Ciò che ne è seguito è stato notevole non solo per i dettagli che sono stati presi in considerazione, ma anche perché ogni operazione è stata registrata e fotografata in un file che contiene oltre 2. 000 immagini. L'auto è stata smontata fino al telaio, che è stato poi sabbiato e montato su una dima. Gli elementi del telaio sono stati quindi smontati, controllati per verificare la presenza di corrosione, rettificati, riassemblati e verniciati a polvere. Successivamente, il motore è stato ricostruito con nuove canne, pistoni e cuscinetti e una nuova testata. È stata installata una nuova scatola di cambio di tipo Hirth con sincronizzatore, l'asse posteriore è stato ricostruito insieme alle sospensioni anteriori, ai freni, allo sterzo, all'impianto di alimentazione e agli elettrici. Questi lavori sono durati oltre due anni e sono costati 400. 000 euro. L'auto è stata consegnata solo alla fine del 2020 e da allora è stata usata pochissimo e ha percorso appena 1. 000 miglia. Come spesso accade, le attenzioni del proprietario erano state dirottate altrove.

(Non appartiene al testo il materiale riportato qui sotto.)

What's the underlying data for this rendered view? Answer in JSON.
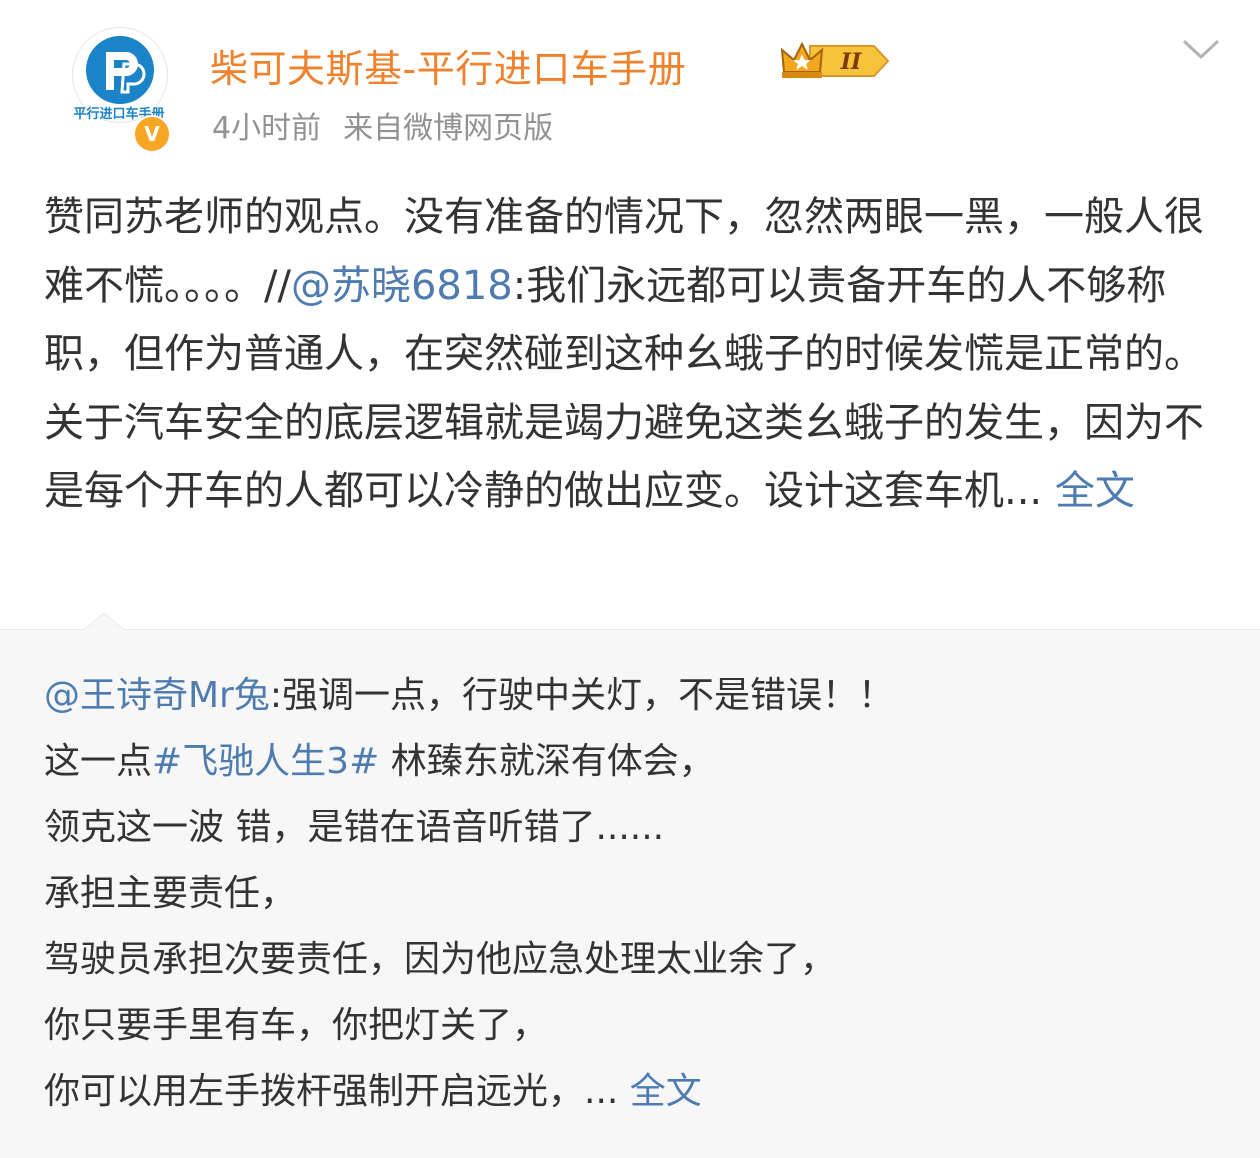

Una 328 è un piacere da guidare e una buona 328 è sublime. Potrete godere di una potenza maneggevole, di uno sterzo leggero e preciso, di freni potenti e di sospensioni e ammortizzatori che funzionano davvero. Non c'è da stupirsi che siano l'arma preferita nel settore dei rally storici. Sono altrettanto abili in pista, ma bisogna andarci cauti: se si partecipa a un evento e si ottiene una prestazione mediocre, il mondo saprà che la colpa non è dell'auto. La JPA 6 viene messa in vendita in condizioni esemplari. La meccanica parla da sola, ma anche la vernice è eccellente, così come la pelle patinata e gli strumenti deliziosamente invecchiati. La vettura è dotata di un equipaggiamento completo per le condizioni atmosferiche che comprende soft top, tonneau e paraventi laterali. L'auto è dotata di un set completo di sottotraccia, anche se attualmente non montato. Inoltre, è presente una scatola del cambio di riserva e la testata originale. Sono inclusi tre fascicoli di documenti.
Se siete arrivati fin qui, non c'è bisogno che ve lo dica io, ma la vettura può partecipare agli eventi più prestigiosi, tra cui il Goodwood Revival, la Mille Miglia, la Le Mans Classic, le gare del VSCC, il Flying Scotsman, ecc.